2) A given count (inaccuracy, mistake, or blunder) is 0.

If 1), then that gives us a strong reason to think the game was poorly played, and the test is useful.

If 2), then for the reasons I've given, we can't really conclude whether the game was well played or not. It could be terrible, or it could be great.

I think the issue was you were only thinking of possibility 1). If we are only talking about times when a count is >0, then that count is very useful in identifying those big mistakes.

The problem is that there are lots of serious mistakes that the count misses because of the high threshold, so if it says 0, then you don't know much.

That's where the average centipawn loss becomes helpful, although it too is not perfect, of course.

Cheers!

OneOfTheQ

#28

Also, just for a fun illustration of my point, check out this game:

http://en.lichess.org/t5o6r0tV#36

White is 0/0/0 and black is 1/0/0. White's played better, right? :)

Toadofsky

#29

#28 I copied this game as http://en.dugovic.mooo.com/1pqeu8is which uses thresholds of 250 / 100 / 40 instead of 300 / 100 / 50. What do you think?

OneOfTheQ

#30

Yeah, that result makes a bit more sense.

Honestly, I usually just use average centipawn loss as my bird's eye view of how well a side played, since it's a lot more reliable for that purpose.

Of course, it doesn't point out specific moves to focus on, but I find it easier to eyeball the graph for points where the eval dips or rises.

In short, I'm not so concerned with "fixing" the thresholds for those categories.
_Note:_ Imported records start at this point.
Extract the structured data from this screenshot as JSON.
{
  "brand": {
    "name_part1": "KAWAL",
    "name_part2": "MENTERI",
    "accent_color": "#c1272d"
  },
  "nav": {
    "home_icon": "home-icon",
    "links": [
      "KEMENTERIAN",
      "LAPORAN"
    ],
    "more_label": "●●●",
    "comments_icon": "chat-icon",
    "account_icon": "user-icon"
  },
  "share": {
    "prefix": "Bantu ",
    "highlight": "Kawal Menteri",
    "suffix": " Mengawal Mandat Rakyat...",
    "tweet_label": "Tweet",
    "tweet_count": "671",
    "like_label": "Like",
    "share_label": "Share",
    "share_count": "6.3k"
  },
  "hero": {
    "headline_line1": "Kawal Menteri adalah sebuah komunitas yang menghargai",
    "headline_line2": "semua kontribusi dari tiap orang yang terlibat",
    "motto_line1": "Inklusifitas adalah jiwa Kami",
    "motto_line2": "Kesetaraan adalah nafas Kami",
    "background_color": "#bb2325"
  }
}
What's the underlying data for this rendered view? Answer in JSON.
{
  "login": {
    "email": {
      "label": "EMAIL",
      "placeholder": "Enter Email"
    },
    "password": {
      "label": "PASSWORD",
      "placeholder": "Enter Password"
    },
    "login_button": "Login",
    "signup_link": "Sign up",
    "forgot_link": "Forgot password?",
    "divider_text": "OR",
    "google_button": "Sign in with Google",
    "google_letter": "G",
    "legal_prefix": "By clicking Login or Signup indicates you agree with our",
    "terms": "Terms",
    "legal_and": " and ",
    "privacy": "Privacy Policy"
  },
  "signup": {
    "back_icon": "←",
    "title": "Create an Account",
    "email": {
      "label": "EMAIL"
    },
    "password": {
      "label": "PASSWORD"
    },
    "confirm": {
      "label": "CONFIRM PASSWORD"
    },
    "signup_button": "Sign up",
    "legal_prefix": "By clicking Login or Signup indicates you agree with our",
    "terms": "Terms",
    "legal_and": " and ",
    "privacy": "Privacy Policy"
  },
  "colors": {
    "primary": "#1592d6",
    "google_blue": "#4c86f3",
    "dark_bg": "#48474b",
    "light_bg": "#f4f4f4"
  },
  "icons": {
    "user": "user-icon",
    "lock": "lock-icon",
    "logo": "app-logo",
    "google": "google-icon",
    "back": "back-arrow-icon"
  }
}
Any choice of threshold will be arbitrary, and not really "right" or "wrong".

It's more a matter of making sure people understand what those numbers mean so they can use them appropriately.

Having said that, the thresholds you suggest do (in my opinion, at least) make more sense than the current ones, which are a bit on the high side for my tastes.

I know that the thresholds can't be adjusted too far down, because otherwise you start seeing a lot of noise, especially with the relatively shallow depths used.

Having said that, I think the size of centipawn loss that starts to matter is smaller than a lot of us would think.

It's not in SF anymore, I think, but I once held a big bullet tournament with SF compiled with different grain size settings.

That setting basically determines the precision of the evaluations; my original intention was to make a lazy man's tactics finder by making it only "care" about larger evaluations.

An interesting thing that came out of the tournament was how quickly performance deteriorated in game play. With evaluation precision at 1,2,4 (default), and 8 centipawns, results were all within the margin of error. At 16 centipawns, performance dropped off fairly substantially, and continued to drop off as the evaluations became more coarse (the coarsest-grained evaluation I used was a precision of 128 centipawns; that version of SF did not do well against the others).

I had always assumed that evaluation differences of 8-16 centipawns were probably mostly noise, but the fact that washing out those evals resulted in a significant drop in strength suggests otherwise (at least for players like SF, who have largely eliminated big tactical mistakes).

At the end of the day, all of these metrics are just tools, and they each have their uses. Average centipawn loss and the eval graph are my favorites here, and I rarely use the inaccuracy/mistake/blunder count, but that's a matter of personal preference.

We just have to understand each metric's limitations and use them appropriately. :)

This topic has been archived and can no longer be replied to.